In a call with reporters on Friday, Bernie Clark, Schwab’s head of advisor services, referred to the events shaping 2020, including the COVID pandemic, recession, high unemployment and a contentious presidential election as a “period of uncertainty.”
On Tuesday, however, Bettinger and Clark expressed confidence that the future was bright for advisors - and the bulked-up Schwab.
Citing Schwab’s just-released Independent Advisor Outlook Study, Clark said that the RIA business was “thriving” and producing growth rates of 8 per cent to 10 per cent.

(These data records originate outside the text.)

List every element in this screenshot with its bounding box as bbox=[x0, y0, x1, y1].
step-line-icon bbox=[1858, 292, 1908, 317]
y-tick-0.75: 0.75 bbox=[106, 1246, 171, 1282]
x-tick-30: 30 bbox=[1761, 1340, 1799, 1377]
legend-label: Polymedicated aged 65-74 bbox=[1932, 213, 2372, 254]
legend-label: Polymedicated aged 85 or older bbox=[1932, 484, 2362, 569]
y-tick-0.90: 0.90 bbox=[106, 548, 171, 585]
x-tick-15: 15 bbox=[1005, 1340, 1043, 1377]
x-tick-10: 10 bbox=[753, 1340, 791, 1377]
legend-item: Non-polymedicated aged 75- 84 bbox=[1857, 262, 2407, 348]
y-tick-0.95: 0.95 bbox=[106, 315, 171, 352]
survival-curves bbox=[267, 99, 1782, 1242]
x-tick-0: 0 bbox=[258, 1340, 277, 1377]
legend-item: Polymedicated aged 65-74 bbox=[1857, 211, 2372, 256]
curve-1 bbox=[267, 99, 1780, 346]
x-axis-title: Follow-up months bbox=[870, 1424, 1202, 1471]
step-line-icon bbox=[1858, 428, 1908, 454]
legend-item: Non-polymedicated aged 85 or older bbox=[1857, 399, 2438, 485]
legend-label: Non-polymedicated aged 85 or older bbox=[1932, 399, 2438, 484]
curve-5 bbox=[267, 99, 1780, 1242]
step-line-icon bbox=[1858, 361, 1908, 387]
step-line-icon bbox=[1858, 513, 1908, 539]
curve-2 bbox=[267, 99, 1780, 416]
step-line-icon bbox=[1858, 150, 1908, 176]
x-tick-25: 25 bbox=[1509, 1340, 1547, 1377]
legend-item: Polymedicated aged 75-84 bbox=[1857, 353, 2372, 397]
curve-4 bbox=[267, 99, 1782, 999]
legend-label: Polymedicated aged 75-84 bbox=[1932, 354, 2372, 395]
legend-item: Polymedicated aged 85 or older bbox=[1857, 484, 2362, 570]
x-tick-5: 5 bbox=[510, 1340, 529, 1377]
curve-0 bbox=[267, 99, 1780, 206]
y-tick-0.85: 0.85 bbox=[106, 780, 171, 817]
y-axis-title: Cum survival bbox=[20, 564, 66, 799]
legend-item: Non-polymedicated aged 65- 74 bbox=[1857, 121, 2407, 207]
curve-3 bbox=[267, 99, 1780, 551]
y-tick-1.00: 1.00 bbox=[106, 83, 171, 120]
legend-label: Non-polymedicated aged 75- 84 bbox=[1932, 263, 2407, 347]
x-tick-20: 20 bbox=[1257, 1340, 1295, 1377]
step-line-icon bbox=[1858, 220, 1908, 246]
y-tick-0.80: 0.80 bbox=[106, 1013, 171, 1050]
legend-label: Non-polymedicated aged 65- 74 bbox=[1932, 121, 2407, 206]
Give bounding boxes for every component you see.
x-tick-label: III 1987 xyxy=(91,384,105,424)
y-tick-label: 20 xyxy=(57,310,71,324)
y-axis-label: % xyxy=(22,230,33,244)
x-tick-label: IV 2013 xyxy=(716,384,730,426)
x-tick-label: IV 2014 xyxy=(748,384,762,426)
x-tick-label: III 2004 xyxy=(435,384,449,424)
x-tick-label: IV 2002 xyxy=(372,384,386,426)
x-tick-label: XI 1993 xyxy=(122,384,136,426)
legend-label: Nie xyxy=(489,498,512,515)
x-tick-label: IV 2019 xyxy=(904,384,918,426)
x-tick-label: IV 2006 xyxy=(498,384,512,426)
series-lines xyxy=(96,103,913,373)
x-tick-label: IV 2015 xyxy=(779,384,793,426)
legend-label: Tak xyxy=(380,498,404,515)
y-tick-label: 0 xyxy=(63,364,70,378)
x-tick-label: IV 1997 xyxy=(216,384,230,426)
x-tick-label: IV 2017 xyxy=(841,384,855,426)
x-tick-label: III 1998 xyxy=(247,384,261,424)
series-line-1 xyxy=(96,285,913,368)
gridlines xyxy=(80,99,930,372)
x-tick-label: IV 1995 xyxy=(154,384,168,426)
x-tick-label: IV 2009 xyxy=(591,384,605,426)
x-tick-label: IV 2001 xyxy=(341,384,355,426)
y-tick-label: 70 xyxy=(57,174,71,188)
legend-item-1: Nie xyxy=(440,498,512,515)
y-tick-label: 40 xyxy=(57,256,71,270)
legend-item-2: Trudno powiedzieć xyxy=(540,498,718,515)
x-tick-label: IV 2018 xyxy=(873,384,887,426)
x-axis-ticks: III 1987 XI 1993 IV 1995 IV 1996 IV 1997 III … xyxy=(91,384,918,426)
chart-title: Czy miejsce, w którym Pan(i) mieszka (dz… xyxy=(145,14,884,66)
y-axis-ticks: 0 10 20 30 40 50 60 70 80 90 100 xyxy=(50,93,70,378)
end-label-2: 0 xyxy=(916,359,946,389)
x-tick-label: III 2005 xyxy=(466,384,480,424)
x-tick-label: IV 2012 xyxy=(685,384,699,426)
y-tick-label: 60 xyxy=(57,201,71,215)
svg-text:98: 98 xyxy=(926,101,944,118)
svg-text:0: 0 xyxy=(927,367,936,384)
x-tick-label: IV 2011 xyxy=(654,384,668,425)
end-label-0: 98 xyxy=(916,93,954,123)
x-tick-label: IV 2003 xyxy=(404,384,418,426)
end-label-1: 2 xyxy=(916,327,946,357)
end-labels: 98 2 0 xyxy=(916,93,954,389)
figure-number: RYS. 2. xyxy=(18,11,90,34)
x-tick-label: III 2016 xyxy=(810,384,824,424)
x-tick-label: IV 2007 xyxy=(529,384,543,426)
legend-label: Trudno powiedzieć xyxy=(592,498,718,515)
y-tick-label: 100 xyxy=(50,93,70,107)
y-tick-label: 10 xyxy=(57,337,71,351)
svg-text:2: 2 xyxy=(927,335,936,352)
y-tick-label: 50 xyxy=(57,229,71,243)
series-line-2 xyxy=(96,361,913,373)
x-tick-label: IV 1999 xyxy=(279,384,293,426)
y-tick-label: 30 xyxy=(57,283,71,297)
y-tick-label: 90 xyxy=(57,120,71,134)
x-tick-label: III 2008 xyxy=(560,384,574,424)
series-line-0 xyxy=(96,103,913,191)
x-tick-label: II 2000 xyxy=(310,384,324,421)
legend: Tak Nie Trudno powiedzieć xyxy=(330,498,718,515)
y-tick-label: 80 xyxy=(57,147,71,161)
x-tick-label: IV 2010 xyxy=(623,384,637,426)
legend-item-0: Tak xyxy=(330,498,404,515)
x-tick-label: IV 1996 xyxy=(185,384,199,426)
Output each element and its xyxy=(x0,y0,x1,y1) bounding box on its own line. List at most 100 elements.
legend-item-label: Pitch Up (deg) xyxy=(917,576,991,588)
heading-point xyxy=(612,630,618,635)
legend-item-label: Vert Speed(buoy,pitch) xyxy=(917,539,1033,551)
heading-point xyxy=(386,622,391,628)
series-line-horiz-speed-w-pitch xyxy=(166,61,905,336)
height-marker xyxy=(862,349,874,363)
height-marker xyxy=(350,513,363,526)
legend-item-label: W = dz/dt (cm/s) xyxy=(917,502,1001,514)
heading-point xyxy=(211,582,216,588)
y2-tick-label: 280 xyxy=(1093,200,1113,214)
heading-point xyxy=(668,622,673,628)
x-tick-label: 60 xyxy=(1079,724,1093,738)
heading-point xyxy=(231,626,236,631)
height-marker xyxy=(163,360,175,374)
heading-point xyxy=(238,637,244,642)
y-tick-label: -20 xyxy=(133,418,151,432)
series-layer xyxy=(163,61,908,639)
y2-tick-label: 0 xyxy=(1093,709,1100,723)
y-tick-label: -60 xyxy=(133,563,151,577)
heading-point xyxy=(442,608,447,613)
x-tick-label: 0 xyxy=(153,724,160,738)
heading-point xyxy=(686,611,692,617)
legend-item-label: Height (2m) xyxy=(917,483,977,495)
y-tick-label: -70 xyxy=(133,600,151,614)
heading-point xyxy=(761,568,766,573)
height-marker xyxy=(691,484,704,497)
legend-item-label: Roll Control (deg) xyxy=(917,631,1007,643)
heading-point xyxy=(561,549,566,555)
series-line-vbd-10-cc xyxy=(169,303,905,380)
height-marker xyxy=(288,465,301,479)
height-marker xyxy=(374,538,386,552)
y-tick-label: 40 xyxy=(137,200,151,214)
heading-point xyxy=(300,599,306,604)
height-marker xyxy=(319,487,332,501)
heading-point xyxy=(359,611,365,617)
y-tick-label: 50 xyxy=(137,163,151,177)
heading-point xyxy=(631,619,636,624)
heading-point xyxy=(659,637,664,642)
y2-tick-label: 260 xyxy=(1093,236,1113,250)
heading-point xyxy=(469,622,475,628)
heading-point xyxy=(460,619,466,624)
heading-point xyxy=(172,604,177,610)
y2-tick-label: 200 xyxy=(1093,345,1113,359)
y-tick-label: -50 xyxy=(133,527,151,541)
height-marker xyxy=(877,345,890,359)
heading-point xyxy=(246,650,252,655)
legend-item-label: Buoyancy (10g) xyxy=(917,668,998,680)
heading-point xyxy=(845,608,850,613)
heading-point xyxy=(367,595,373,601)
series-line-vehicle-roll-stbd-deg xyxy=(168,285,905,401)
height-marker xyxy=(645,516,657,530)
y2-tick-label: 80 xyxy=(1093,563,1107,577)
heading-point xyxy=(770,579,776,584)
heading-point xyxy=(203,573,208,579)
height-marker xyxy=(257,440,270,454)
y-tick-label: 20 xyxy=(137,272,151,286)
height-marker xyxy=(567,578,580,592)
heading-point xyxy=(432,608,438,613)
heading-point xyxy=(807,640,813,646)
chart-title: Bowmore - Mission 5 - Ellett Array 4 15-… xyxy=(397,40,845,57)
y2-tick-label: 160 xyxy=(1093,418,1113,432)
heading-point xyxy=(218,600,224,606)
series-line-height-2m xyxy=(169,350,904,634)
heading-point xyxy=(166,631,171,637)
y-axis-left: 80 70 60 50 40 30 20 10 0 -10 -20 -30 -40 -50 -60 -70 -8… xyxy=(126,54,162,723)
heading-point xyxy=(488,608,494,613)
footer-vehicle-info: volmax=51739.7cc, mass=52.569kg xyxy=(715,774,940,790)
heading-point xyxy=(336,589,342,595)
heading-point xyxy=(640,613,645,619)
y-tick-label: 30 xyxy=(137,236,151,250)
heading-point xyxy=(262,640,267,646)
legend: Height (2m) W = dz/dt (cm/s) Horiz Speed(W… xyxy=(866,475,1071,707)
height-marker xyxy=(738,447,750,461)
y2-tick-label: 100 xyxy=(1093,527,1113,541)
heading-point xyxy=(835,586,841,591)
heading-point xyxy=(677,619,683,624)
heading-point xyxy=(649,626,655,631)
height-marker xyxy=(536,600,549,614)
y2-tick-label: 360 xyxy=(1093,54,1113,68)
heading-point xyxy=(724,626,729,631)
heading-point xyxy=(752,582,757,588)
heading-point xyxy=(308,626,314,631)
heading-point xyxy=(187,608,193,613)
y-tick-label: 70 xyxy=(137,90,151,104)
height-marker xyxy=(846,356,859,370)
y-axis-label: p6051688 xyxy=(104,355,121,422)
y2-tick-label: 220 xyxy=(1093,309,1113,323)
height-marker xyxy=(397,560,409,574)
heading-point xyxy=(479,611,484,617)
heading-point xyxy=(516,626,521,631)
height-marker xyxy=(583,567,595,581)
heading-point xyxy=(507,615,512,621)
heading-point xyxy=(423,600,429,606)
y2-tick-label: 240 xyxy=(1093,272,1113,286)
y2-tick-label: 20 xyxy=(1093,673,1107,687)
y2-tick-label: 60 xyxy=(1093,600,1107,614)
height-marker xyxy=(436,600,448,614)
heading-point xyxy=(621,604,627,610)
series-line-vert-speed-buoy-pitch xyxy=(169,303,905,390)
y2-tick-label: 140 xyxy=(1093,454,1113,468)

Bettinger noted that Schwab had “adapted quickly” to the pandemic, opening virtual offices with 95 per cent of its workforce working from home.
Wealth managers also proved to be “surprisingly resilient” in the wake of the coronavirus’ impact on the economy, Doug Regan, co-chair of Chicago-based Cresset Capital, said in an interview.
Advisors benefitted because the pandemic resulted in a “stronger reliance on people you trust,” Regan said, adding that the phenomenon has resulted in organic growth of net new clients for his firm.
What TD advisors can expect
At the conference, Bettinger and Clark assured advisors who custodied with TD Ameritrade that there would be no minimum for assets under management or custody fees.
And while the Schwab Advisor Center will be the foundation of the custodial platform, popular TD programs including Veo and ThinkorSwim will be included.
“We will grow the capabilities from both Veo and Veo One on top of that platform,” Clark told advisors. “We recognize Veo has some fantastic capabilities and over time we’ll continue to incorporate those.”
The all-stock acquisition of TD Ameritrade, valued at $22 billion, closed earlier this month. “It’s early days,” Clark noted, adding that the complete integration of the two companies and its approximately 30,000 employees could take as long as three years.
Even so, Schwab’s dominance is already evident. The RIA custodian and digital and discount brokerage firm has $6 trillion in client assets, works with 10,000 advisory firms and controls 51 per cent of the RIA custodial market.
The merger, according to the firm’s founder and chairman, Charles Schwab, “isn’t about being the biggest. It’s about being the strongest.”